Die momentan populärsten Ziele deutscher Migration sind zum Beispiel die Schweiz, die USA, Österreich, Großbritannien, Spanien und Polen. Ein neuer, positiver Effekt der aktuellen deutschen Migration ist, dass es immer mehr eine temporäre und rotierende Migration ist - während z. B. 2006 144,000 Deutsche auswanderten, wanderten gleichzeitig 128,000 wieder ein.

Dies setzt sich auch in der aktuellen Geschichte in der Form von "Expatriates" fort: wenn in Deutschland über Integration, Migration und gerade Arbeitsmigration gesprochen wird, wird oft ausgeklammert in welchem Masse die deutsche Bildungselite international migriert. Gerade unter Akademikern ist es inzwischen fast unabdingbar im Ausland gearbeitet zu haben - ob temporär oder permanent. In den letzten 10 Jahren wurden Studien -, Arbeits- oder auch schlicht Lifestylemigrationen aber auch immer mehr zur Mehrheits(Mittelschichts)erfahrung.

Warum sollten wir diese Migrations-Erfahrungen nicht positiv in die deutsche Migrations- und Integrationsdebatte einbringen? Es erscheint mir unaufrichtig, der Bevölkerung mehr Integrationsbereitschaft zu verordnen, ohne seine eigene Rolle in diesem Diskurs klarzustellen.

Meine eigene Geschichte: erzwungene und traumatische Migration meiner Großeltern von Ostpreußen und Schlesien nach Deutschland nach dem 2. Weltkrieg. Rettung aus der prekären Lage durch "Einheirat" in lokale Familien.

Die Erfahrung meiner Eltern von der DDR-Realität in die Welt und die Möglichkeiten der neuen Bundesrepublik kann durchaus als eine Art nicht-geografische "Migrationserfahrung"gesehen werden, da sich das komplette Umfeld schnell und drastische änderte und meine Eltern sich über kurze Zeit hinweg neu orientieren und anpassen mussten, und auch eine neue Form der Verständigung erlernen mussten.
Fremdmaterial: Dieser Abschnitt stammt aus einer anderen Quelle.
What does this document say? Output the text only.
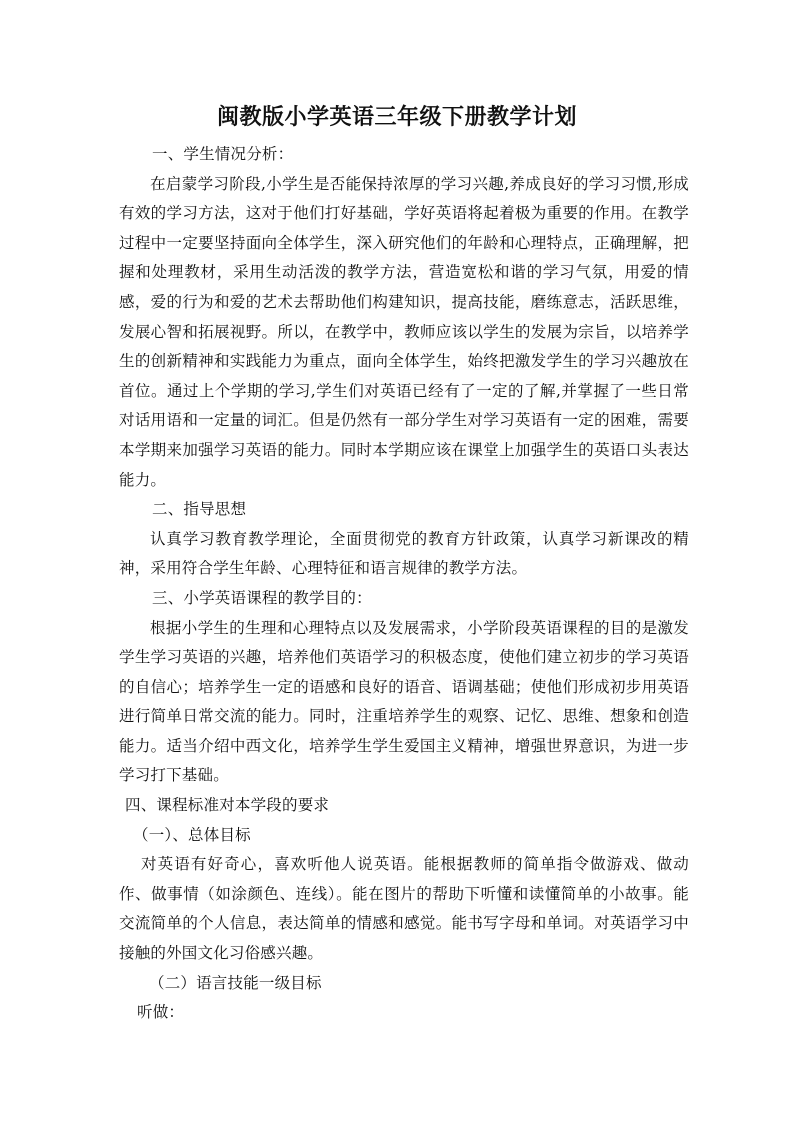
闽教版小学英语三年级下册教学计划

一、学生情况分析：

在启蒙学习阶段,小学生是否能保持浓厚的学习兴趣,养成良好的学习习惯,形成有效的学习方法，这对于他们打好基础，学好英语将起着极为重要的作用。在教学过程中一定要坚持面向全体学生，深入研究他们的年龄和心理特点，正确理解，把握和处理教材，采用生动活泼的教学方法，营造宽松和谐的学习气氛，用爱的情感，爱的行为和爱的艺术去帮助他们构建知识，提高技能，磨练意志，活跃思维，发展心智和拓展视野。所以，在教学中，教师应该以学生的发展为宗旨，以培养学生的创新精神和实践能力为重点，面向全体学生，始终把激发学生的学习兴趣放在首位。通过上个学期的学习,学生们对英语已经有了一定的了解,并掌握了一些日常对话用语和一定量的词汇。但是仍然有一部分学生对学习英语有一定的困难，需要本学期来加强学习英语的能力。同时本学期应该在课堂上加强学生的英语口头表达能力。

二、指导思想

认真学习教育教学理论，全面贯彻党的教育方针政策，认真学习新课改的精神，采用符合学生年龄、心理特征和语言规律的教学方法。

三、小学英语课程的教学目的：

根据小学生的生理和心理特点以及发展需求，小学阶段英语课程的目的是激发学生学习英语的兴趣，培养他们英语学习的积极态度，使他们建立初步的学习英语的自信心；培养学生一定的语感和良好的语音、语调基础；使他们形成初步用英语进行简单日常交流的能力。同时，注重培养学生的观察、记忆、思维、想象和创造能力。适当介绍中西文化，培养学生学生爱国主义精神，增强世界意识，为进一步学习打下基础。

四、课程标准对本学段的要求

（一）、总体目标

对英语有好奇心，喜欢听他人说英语。能根据教师的简单指令做游戏、做动作、做事情（如涂颜色、连线）。能在图片的帮助下听懂和读懂简单的小故事。能交流简单的个人信息，表达简单的情感和感觉。能书写字母和单词。对英语学习中接触的外国文化习俗感兴趣。

（二）语言技能一级目标

听做：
Meine eigene geografische Migrationserfahrung führte über 12 Jahre hinweg von Italien über Kanada, Guatemala nach London. Seit 2 Jahren bin ich jetzt "zurück" in Deutschland und erfahre, dass ich in Berlin ebenso erst "ankommen" muss wie alle Migranten. In Thüringen und Sachsen aufgewachsen, habe ich bisher nie in Berlin gelebt und bin in dieser Stadt wesentlich mehr ein Migrant als zum Beispiel viele der türkisch-stämmigen Bewohner, die hier schon seit 20-30 Jahren leben.

Von einer solchen Perspektive aus macht es wenig Sinn, von "Migranten in Deutschland" zu sprechen. Alle Menschen, die momentan in Deutschland leben, haben einen Migrationsvorder- oder hintergrund - bei manchen liegt dieser nur schon länger zurück, während er bei anderen er noch sehr frisch ist. Entscheidend für die Zugehörigkeit sind die Selbstdefinierung als Teil dieser Gemeinschaft und die Bereitschaft sich einzubringen.

Die Gründe dafür, dass diese Realität bisher nicht offener diskutiert wird, sind wahrscheinlich zum Teil durch die historischen Traumata der Migrationserfahrung und die Tabus um die Diskussion deutscher Identität bedingt. Gleichzeitig bringt aber das Verschweigen dieser Erfahrungen neue Ressentiments und Ausgrenzungen hervor. Gemeinschaftliche und individuelle Identitäten sind immer fluide und müssen immer wieder neu ausgehandelt werden. Vor diesem Hintergrund find ich ist an der Zeit, dass die Unterscheidung zwischen "Deutschen" und "Migranten" aufgehoben wird.